Why I Became an Esthetician (And Why I Had to Walk Away to Find Myself)
- Ryane Ashley

- May 6
- 4 min read
Updated: Jun 30
by Ryane Ashley
I didn’t become an esthetician because I had a lifelong dream to be in beauty. I became one because I finally stopped betraying myself.
For 10 years, I worked in corporate America as a digital asset manager. I climbed the ladder, earned the six-figure salary, collected the praise when it was given but I also absorbed the weight of being overlooked, silenced, and misunderstood. I was called too quiet. Then too direct. I’d watch people project their insecurities onto me, then call me difficult when I set a boundary. However, I stayed because I thought hard work would eventually be enough. That it would speak for me. But in that world, it never did.

So I floundered. I beat myself up. I slept a lot. I told myself to push through, tighten up, stop being weak. That’s what my brain said. That’s what the world had taught me. But the truth was, I couldn’t get out of bed most days. I was stuck. Frozen. I couldn’t function and I didn’t understand why.
Eventually, I stopped caring if tomorrow came. I got on medication. I restarted therapy. I did what I could to hold myself together with the pieces I had.
But the first real shift came when I decided to wash my face every day. It wasn’t about skin, it was about me. That tiny moment became mine. A moment. A quiet rebellion. A way of whispering to myself, “I’m still here.”
The breaking point came when a coworker, known for stirring conflict with nearly everyone, was promoted to manage me. After enduring months of targeted and undermining treatment, I began documenting what was happening, hoping to be protected. I had the support of multiple colleagues who affirmed that I had been, reasonable, calm, professional, and collaborative and that I was on the receiving end of exclusionary, unprofessional, & hostile conduct. But their statements and my clear documentation was not investigated. I was told I had issues with authority and before you ask... yes and yes. I wasn’t even angry, I was depleted. So, I left my job without a backup plan. No promise. No safety net. I just knew staying any longer would cost me more than any amount of money could justify.

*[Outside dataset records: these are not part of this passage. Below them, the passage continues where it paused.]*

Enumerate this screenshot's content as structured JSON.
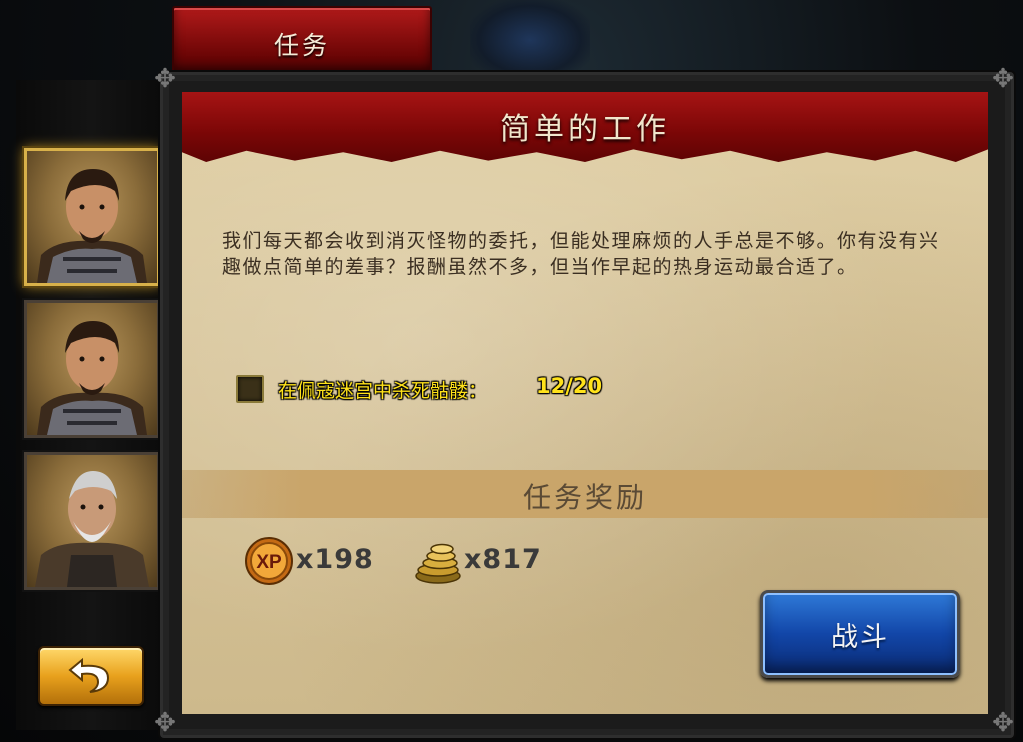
{
  "tab": {
    "label": "任务"
  },
  "quest": {
    "title": "简单的工作",
    "description": "我们每天都会收到消灭怪物的委托，但能处理麻烦的人手总是不够。你有没有兴趣做点简单的差事？报酬虽然不多，但当作早起的热身运动最合适了。",
    "objective": {
      "text": "在佩寇迷宫中杀死骷髅：",
      "progress": "12/20"
    }
  },
  "rewards": {
    "title": "任务奖励",
    "xp": {
      "icon": "xp-icon",
      "value": "x198"
    },
    "gold": {
      "icon": "gold-coins-icon",
      "value": "x817"
    }
  },
  "buttons": {
    "fight": "战斗",
    "back_icon": "return-arrow-icon"
  },
  "portraits": [
    {
      "icon": "warrior-portrait",
      "selected": true
    },
    {
      "icon": "warrior-portrait",
      "selected": false
    },
    {
      "icon": "old-blacksmith-portrait",
      "selected": false
    }
  ],
  "colors": {
    "accent_red": "#8a0a0a",
    "parchment": "#d6c398",
    "objective_yellow": "#ffe21a",
    "button_blue": "#1246a8"
  }
}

After leaving corporate, I started helping my mom in her salon. She has been a licensed cosmetologist since before I was born, so the beauty industry has always been a part of my life. As a child, I felt safe in the salon. I was shy, but I was surrounded by strong, caring women who were full of life.
Still, entrepreneurship scared me. I thought the structure of corporate life would protect me. But it didn’t. Somewhere between folding towels and watching my mom’s clients exhale in her chair, I fell in love with the process, the space, and the quiet care behind it all. I started asking questions, and the answers made sense in a way that felt natural to me.
Suddenly, everything I had learned from my degrees to my corporate background started aligning. I wasn’t drained anymore. I could spend 15 hours working on something for the salon and still feel whole at the end of the day. That’s when I knew: this is what freedom feels like. Not depleting. Not projecting. Just peaceful. Sustainable. Mine.
Becoming an esthetician gave me my voice back. In this work, I’m not told who to be. I don’t have to code switch. I don’t have to over explain my boundaries to people who were never listening. I get to show up fully; soft, strong, intentional and create a space where others can do the same.
I’ve learned. There is no reward for betraying yourself. No prize for sacrificing your body and spirit just to keep the peace. Shrinking to fit into spaces that never deserved you, or over-performing just to preserve the mirage of balance... none of it will save you. Eventually, you learn that you cannot find stability in places that require you to stay in survival mode. And knowing when to walk away before you break is one of the most dignified choices you can make for yourself.
You need more than a comfy salary to feel whole. Wholeness begins the moment you choose yourself. Yes, financial security is essential. But if that’s all you have, the projections from others and the weight of life’s demands will slowly drain you of your joy, your well-being, and your will to keep going. That’s self-neglect dressed up as success.
And the truth is: You weren’t made to carry everything and feel nothing. it’s okay to want more than survival.
So here I am. At this moment, I’m in the thick of it. I’m still undoing years of self-betrayal but I’ve learned this: I wasn’t unqualified. I was underestimated. I am not too quiet or too direct, I speak when I can add value or clarity. And I wasn’t difficult, I was just in the wrong environment.
I no longer believe I have to sacrifice my peace or shapeshift to be successful. I can thrive without betraying myself. Because now, I build in spaces where I don’t have to earn the right to exist. And now, I understand: I am more than capable of building a career on my own terms. I have the intelligence, work ethic, tenacity, discernment, humility, and vision to create a business that supports me, not just financially, but mentally and emotionally too.
I will no longer sacrifice alignment for a paycheck. I no longer confuse emotional safety with job security. I now know I can create a life where I am well, not just paid. Freedom isn’t just about quitting a job. It’s about reclaiming the parts of yourself you were taught to suppress in order to belong. I belong to myself now.